Émile Pouget (1860-1931) [04]

vendredi 8 novembre 2019, par Victor Méric - Flax (Domaine public)

Ce fut l’un de ces syndicats qui lança la première brochure antimilitariste ; brochure très curieuse, que nous avons eue dans les mains, tirée sur mauvais papier, et rédigée en un style parfois pompier, mais où sont dites des choses inouïs. Quand on relit certains passages enflammés, et quand on songe que cette brochure fut publiée en plein opportunisme, on peut se rendre compte du chemin accompli depuis... en sens inverse.

Il nous faut citer quelques phrases. Il y a un chapitre particulier concernant les moyens à employer par les soldats décidés à la Révolution, quel que soit leur nombre.

Voici ce que disent les auteurs de la brochure :

1° A la première nouvelle de l’insurrection, chaque soldat révolutionnaire devra incendier la caserne où il se tiendra ; pour cela il se dirigera vers les points où seront accumulés les bois, les pailles et les fourrages dans tous les cas, il devra mettre le feu aux paillasses en ayant préalablement le soin d’en vider une pour donner plus de prise à l’incendie.
Pour mettre le feu, il pourra se servir d’un mélange de pétrole et d’alcool, de pétrole seulement, ou même d’une simple allumette, selon le cas.
Dès que le feu aura commencé à prendre, il faudra éventrer quelques tuyaux de gaz dans les corridors et dans les chambres ;
2° Au milieu de la confusion qui se produira nécessairement dès que l’incendie se sera propagé, il faudra pousser à la révolte et frapper impitoyablement les officiers jusqu’à ce qu’il n’en reste as un seul debout.
3° Les soldats devront alors sortir de leurs casernes embrasées et se joindre au peuple en emportant leurs fusils et des munitions pour aider les ouvriers insurgés à écraser les forces policières.
La Préfecture et toutes les forces de polices devront être incendiées immédiatement ainsi que tous les édifices où pourraient se rallier des forces gouvernementales.

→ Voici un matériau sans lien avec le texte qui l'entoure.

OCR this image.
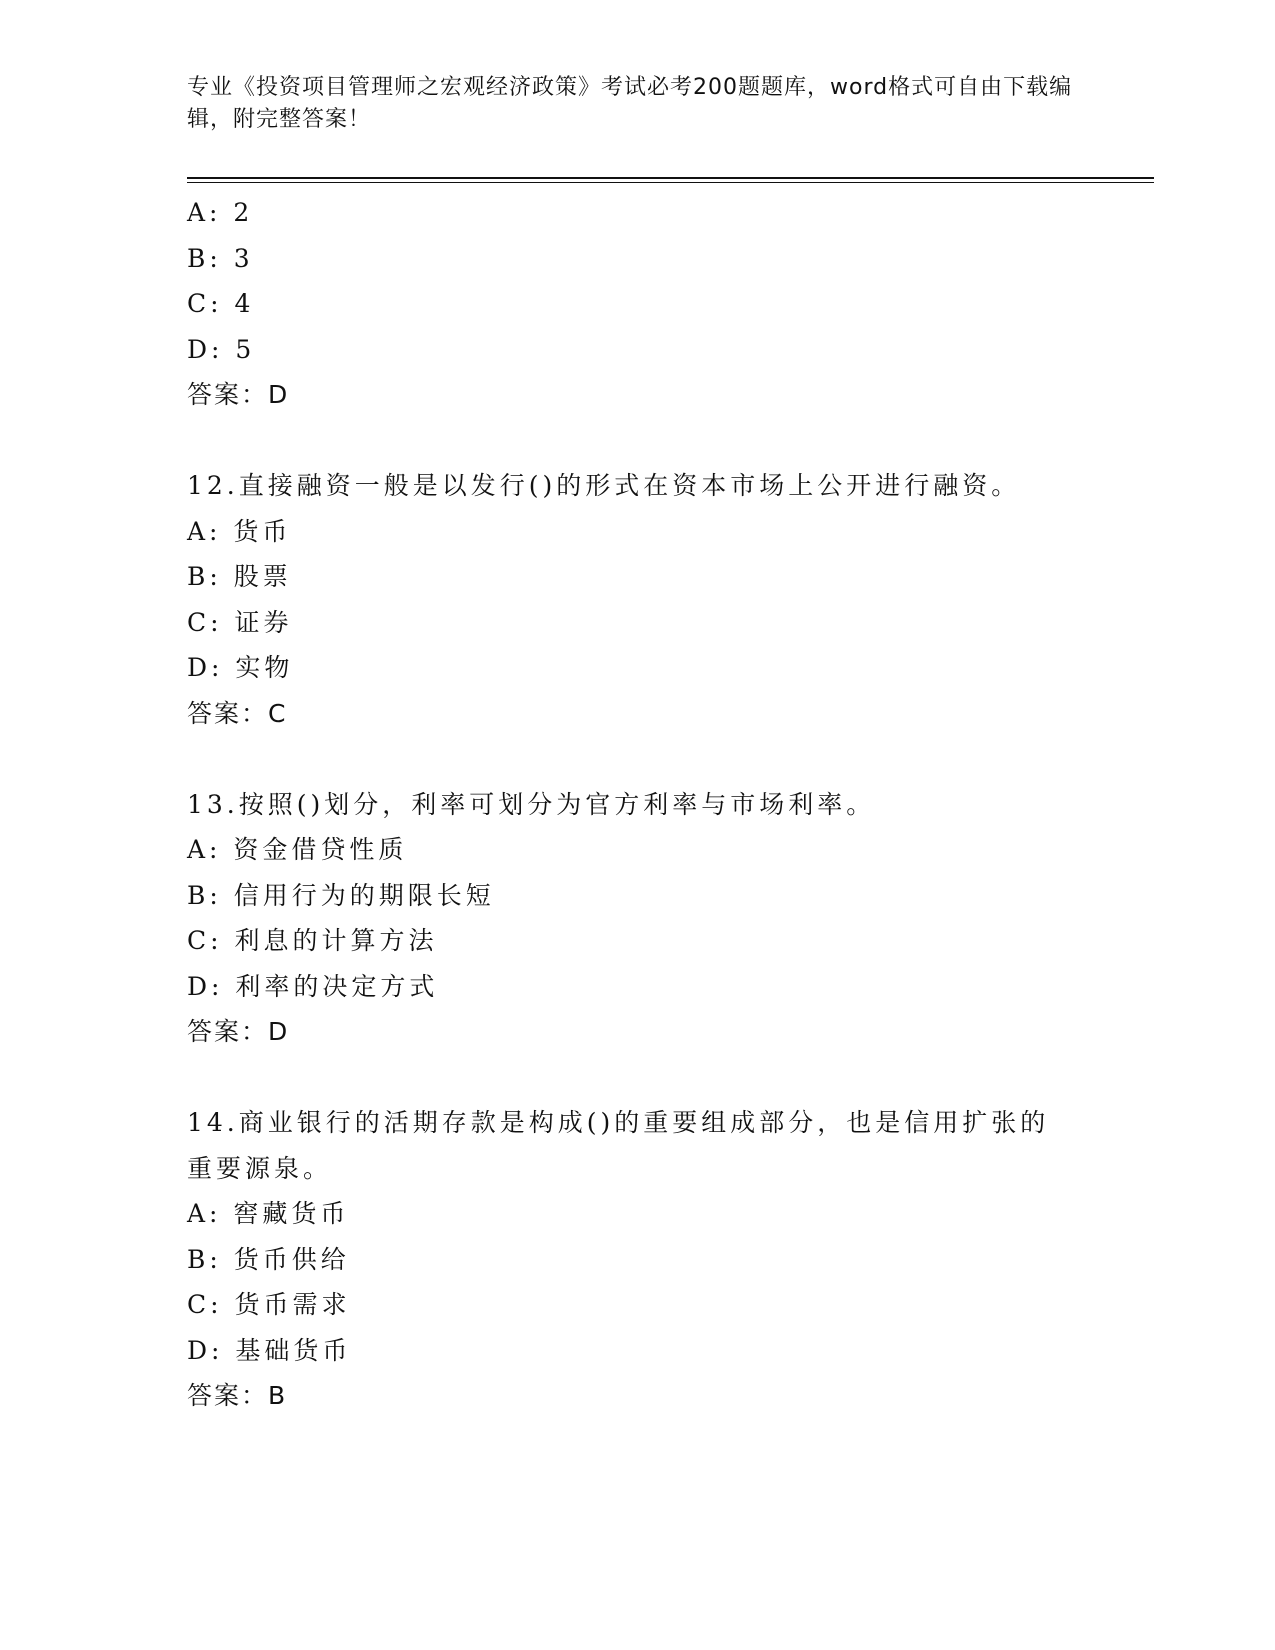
专业《投资项目管理师之宏观经济政策》考试必考200题题库，word格式可自由下载编辑，附完整答案！
A: 2
B: 3
C: 4
D: 5
答案：D
12.直接融资一般是以发行()的形式在资本市场上公开进行融资。
A: 货币
B: 股票
C: 证券
D: 实物
答案：C
13.按照()划分，利率可划分为官方利率与市场利率。
A: 资金借贷性质
B: 信用行为的期限长短
C: 利息的计算方法
D: 利率的决定方式
答案：D
14.商业银行的活期存款是构成()的重要组成部分，也是信用扩张的重要源泉。
A: 窖藏货币
B: 货币供给
C: 货币需求
D: 基础货币
答案：B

Suivent des conseils très précis pour obtenir le plus rapidement possible l’incendie en utilisant un mélange de pétrole et d’alcool, du sulfure de carbone, de l’essence de pétrole saturé de phosphore blanc, etc.

Eh ! bien, répétons-le, cela se publiait et se répandait en plein opportunisme. Et la brochure, tout d’abord, ne fut pas poursuivie. Ce ne fut qu’à la suite d’incidents dans la rue que des militants furent incarcérés pour avoir distribué la brochure : A l’armée.

Essayez maintenant d’écrire la centième partie de ce qui précède, en prenant toutes les précautions nécessaires et en adoptant la forme la moins violente, et vous verrez comment nos radicaux et nos socialistes du gouvernement vous traiteront. C’est ce qu’on appelle le progrès.

Ailleurs, la même brochure disait :

Allons ! allons, soldats ! au lieu de tourner vos armes contre vos frères, tournez les contre les chefs qui osent vous commander d’être fratricides ; au lieu de préparer pour vos frères et pour vous des jours de misère et d’oppression, joignez-vous à ceux qui veulent pour tous, pour vous comme pour les autres, la liberté absolue et l’égale satisfaction des besoins.

C’est exactement ce que disaient Hervé et ses coaccusés dans la fameuse affiche rouge.

C’est à peu près ce que proclamait Son Excellence Aristide Briand, il y a quelques années.